Bis zur Einrichtung eines UN-Mechanismus werde man aber auch Nichtregierungsorganisationen bei der Aufgabe unterstützen, Beweise für Menschenrechtsverbrechen zu dokumentieren und zu sammeln, sagte die Ministerin. Weitere Maßnahmen umfassen die Unterstützung der iranischen Zivilgesellschaft. "Auch wenn es aktuell kaum möglich ist, Menschenrechtsprojekte in Iran selbst zu unterstützen, ist es wichtig, dass unsere Solidarität mit den Protestierenden auf Irans Straßen auch konkret spürbar wird." Man habe daher einen Aufruf in Nachbarstaaten des Irans für Menschenrechtsprojekte mit der iranischen Exilgemeinde gestartet und suche auch mit dem Büro des Hochkommissars der Vereinten Nationen für Menschenrechte nach Möglichkeiten, zu einer Verbesserung der Menschenrechtslage beizutragen, so Baerbock.

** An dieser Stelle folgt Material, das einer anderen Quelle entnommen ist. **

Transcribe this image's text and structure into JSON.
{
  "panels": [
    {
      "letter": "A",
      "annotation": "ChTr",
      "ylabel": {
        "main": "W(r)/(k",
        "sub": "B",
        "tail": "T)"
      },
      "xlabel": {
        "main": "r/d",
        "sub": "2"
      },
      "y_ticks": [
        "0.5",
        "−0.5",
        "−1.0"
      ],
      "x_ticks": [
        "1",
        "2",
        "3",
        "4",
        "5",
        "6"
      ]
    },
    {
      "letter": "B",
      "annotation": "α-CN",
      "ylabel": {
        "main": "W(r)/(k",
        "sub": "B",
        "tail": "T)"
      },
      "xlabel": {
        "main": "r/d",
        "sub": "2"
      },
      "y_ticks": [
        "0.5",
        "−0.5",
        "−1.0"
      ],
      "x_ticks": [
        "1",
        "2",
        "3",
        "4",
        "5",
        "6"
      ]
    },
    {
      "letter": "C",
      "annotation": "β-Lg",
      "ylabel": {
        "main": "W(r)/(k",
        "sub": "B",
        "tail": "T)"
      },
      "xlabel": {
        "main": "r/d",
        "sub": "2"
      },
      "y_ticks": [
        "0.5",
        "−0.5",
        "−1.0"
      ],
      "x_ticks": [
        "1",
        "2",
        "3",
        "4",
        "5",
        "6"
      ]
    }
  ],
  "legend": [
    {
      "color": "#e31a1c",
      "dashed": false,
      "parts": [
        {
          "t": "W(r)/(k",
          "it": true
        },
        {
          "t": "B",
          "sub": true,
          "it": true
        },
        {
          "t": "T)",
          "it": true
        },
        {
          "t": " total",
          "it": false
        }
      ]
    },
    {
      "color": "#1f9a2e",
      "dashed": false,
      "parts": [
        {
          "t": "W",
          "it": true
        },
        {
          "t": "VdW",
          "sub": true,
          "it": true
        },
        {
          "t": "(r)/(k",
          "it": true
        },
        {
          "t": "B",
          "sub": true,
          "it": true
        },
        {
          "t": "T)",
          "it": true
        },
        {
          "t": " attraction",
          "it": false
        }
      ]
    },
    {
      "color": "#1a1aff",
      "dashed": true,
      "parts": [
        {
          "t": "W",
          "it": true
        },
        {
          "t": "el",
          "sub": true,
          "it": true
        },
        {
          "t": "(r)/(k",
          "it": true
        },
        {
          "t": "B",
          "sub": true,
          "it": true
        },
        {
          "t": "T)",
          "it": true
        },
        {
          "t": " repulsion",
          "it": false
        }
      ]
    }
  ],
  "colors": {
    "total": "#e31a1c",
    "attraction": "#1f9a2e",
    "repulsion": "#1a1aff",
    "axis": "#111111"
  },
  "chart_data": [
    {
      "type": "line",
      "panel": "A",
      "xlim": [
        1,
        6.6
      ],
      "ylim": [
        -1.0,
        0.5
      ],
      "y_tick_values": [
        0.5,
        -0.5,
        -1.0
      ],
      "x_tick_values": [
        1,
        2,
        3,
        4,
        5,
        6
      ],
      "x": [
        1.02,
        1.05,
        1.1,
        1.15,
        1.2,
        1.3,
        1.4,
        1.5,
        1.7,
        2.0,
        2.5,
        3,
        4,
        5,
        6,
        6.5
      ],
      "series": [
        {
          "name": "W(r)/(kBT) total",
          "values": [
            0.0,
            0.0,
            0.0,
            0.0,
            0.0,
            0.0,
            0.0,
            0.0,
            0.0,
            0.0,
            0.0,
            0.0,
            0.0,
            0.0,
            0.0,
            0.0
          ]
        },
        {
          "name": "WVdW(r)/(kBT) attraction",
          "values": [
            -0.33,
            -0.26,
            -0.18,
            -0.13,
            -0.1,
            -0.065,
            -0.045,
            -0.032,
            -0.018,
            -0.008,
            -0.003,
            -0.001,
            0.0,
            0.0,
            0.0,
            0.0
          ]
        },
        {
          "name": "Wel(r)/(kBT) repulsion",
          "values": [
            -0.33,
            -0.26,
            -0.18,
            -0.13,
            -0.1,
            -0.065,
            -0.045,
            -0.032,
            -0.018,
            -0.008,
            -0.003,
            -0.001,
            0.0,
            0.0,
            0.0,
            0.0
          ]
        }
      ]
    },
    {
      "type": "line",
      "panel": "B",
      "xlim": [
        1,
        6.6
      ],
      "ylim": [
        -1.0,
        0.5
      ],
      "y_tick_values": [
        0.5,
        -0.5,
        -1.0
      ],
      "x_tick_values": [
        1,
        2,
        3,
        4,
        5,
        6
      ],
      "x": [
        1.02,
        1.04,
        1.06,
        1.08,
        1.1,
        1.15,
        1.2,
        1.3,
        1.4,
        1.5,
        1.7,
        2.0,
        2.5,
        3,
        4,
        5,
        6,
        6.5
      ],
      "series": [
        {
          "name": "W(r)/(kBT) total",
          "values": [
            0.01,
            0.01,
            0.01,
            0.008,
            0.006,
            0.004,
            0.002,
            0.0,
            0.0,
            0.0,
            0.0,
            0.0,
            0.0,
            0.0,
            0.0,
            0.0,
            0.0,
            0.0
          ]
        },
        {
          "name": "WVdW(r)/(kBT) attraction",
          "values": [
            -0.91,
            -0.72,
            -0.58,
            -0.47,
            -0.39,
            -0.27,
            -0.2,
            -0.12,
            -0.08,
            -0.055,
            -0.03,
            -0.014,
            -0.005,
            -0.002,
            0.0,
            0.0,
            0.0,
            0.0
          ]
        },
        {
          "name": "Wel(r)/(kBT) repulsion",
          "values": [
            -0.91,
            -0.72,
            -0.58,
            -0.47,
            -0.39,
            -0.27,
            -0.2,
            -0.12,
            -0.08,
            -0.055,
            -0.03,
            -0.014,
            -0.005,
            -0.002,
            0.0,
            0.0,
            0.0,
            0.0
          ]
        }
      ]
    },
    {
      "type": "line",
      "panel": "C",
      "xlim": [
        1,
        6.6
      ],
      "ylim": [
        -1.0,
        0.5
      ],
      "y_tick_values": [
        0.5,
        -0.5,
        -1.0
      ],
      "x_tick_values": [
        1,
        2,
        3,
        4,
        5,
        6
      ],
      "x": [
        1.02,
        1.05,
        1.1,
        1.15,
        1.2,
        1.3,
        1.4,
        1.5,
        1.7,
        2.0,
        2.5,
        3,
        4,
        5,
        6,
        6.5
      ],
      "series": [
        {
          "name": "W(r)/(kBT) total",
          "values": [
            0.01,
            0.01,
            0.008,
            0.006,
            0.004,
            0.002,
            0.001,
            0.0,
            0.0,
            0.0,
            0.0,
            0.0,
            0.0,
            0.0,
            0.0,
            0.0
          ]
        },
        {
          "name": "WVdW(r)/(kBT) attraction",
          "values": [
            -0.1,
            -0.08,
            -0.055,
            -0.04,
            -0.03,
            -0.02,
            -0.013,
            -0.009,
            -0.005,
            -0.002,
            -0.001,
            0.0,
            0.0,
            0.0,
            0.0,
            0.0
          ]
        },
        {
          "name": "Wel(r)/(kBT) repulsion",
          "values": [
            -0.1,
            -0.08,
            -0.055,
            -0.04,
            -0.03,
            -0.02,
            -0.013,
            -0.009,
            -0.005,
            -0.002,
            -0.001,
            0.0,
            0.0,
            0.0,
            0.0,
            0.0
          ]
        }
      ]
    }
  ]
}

Für "besonders gefährdete Personen" aus den Bereichen Kultur, Wissenschaft, Medien und Zivilgesellschaft stelle man zudem Plätze in speziellen Schutzprogrammen bereit. Auch für die bilateralen Kontakte kündigte Baerbock Konsequenzen an. Durch die bisherigen Sanktionsregime seien die Wirtschaftskontakte bereits ohnehin massiv eingeschränkt. "Die letzten Wochen wurden intensiv genutzt, kritisch zu überprüfen, welche Instrumente im Handels- und Finanzbereich noch bestehen, auch mit Blick auf noch bestehende Geschäftsbeziehungen iranischer Banken."
Wo noch bilaterale Dialogformate bestünden, etwa im Wirtschafts- und Energiebereich, werde man diese aussetzen. "Gleiches gilt für die in Iran tätigen deutschen Kulturmittler und Lehrer, deren Präsenz wir deutlich reduzieren werden, schon aus Fürsorgegründen", sagte die Ministerin. Wo nötig, werde man noch weitere Maßnahme ergreifen.